The epidemiologic studies indicated an association between obesity and the prevalence and severity of atopic dermatitis (AD) [107,108,109]. Besides, prolonged obesity in early childhood is considered to be a risk factor for developing AD. As the pro-inflammatory effect of leptin is widely known, the researchers aimed to investigate serum leptin levels in AD. Interestingly, studies showed the differences in leptin levels according to types of dermatitis, IgE-mediated and non-IgE mediated atopic dermatitis. The group of Han revealed no significant differences in the analysis of leptin levels according to the SCORAD (scoring atopic dermatitis) index, which had been used to evaluate the severity of disease [110]. Also, the study of Seo et al. that comprised Korean’s children population, showed that leptin levels were elevated in children with non-atopic AD compared to those subjects with atopic AD, and leptin levels were inversely correlated with the severity of AD. The fact that leptin enhanced non-atopic Th1 immune response and there was no association between serum leptin and atopic sensitization suggest that the role of the leptin pathway in developing AD may involve non-IgE mediated mechanisms [111].

Other authors did not observe significant differences between leptin levels in subjects with and without AD [112, 113].

The potential role of leptin in selected skin diseases is presented in Table 1.

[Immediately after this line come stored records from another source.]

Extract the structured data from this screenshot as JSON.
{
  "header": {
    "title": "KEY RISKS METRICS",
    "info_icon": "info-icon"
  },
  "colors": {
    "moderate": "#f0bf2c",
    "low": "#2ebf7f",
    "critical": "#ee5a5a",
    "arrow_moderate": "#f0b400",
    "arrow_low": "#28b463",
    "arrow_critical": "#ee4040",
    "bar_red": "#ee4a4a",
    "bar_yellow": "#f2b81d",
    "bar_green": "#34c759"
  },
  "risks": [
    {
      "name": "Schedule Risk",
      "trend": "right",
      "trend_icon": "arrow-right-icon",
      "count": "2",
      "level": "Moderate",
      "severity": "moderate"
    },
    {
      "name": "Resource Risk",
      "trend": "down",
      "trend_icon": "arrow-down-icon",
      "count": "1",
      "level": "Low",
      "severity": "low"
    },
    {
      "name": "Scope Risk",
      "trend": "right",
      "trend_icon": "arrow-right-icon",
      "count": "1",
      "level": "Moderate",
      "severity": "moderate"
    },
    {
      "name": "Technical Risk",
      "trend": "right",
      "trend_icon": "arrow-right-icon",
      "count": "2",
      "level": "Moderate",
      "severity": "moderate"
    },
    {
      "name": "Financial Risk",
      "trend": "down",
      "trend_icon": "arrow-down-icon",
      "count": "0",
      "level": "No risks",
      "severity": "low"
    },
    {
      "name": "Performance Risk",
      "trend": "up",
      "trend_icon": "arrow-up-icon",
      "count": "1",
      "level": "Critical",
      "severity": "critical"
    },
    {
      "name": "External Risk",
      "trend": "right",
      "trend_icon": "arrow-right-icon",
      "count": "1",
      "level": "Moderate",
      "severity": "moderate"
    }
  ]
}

Table 1 The potential role of leptin in selected skin diseases

Conclusions and perspectives

Leptin is a pluripotent adipokine and its activity has been associated with the development and maintenance of pro-inflammatory immune responses. The effects of leptin on the processes taking place within the skin and hair, as well as its role in the pathogenesis of different skin diseases, have been confirmed. As a consequence of adiposity and enhanced leptin levels, especially in conjunction with a reduced response of leptin receptors along with dysregulation of signaling pathways, several pathological processes occur in the skin and skin appendages. Although mechanisms of leptin activity have been thoroughly studied, the exact role of leptin in skin disorders still needs further investigations. However, when considering the relationship between leptin and skin, it should be taken into account that not only increased leptin levels have a negative impact but also probably a whole spectrum of adipokines and cytokines related to low-grade inflammation might be responsible for the malfunction of the skin. Then, it is a challenge to find all of the potential confounding factors influencing the skin pathology. Moreover, it is also important to find the complex interrelation between those compounds as well as to find the exact mechanism of their action within the skin and skin appendages. It needs to be highlighted that no all activities of leptin in the skin nor the detailed role of leptin in skin disease are fully understood. Another unsolved problem is that there is no clear explanation of why some obese individuals present a worse course of skin diseases. Besides, it is still an open question of whether pharmacological intervention resulting in decreasing leptin secretion or breaking the leptin receptor resistance could be a target in different skin disease treatment. However, it seems that the restoration of leptin receptor sensitivity is the most important strategy in treating obese-related diseases. Firstly, reducing central, hypothalamic, endoplasmic reticulum stress could be an approach to improve leptin resistance [114]. Furthermore, several emerging leptin sensitizers acting on the different points of leptin signaling are under investigation. Amongst these compounds, they are plant-derived substances (e.g. betulinic acid, Withaferin-A, celastrol, or KBH-1), chitosan oligosaccharide, neuropeptide oxytocin, glucagon-like peptide-1 (GLP1) analog (liraglutide) and others [114, 115].

Finally, taking into account that there is no accessible leptin-oriented medication, the proper treatment of obesity could result in better skin condition. Up to date, the most important recommendation is to prevent and treat obesity.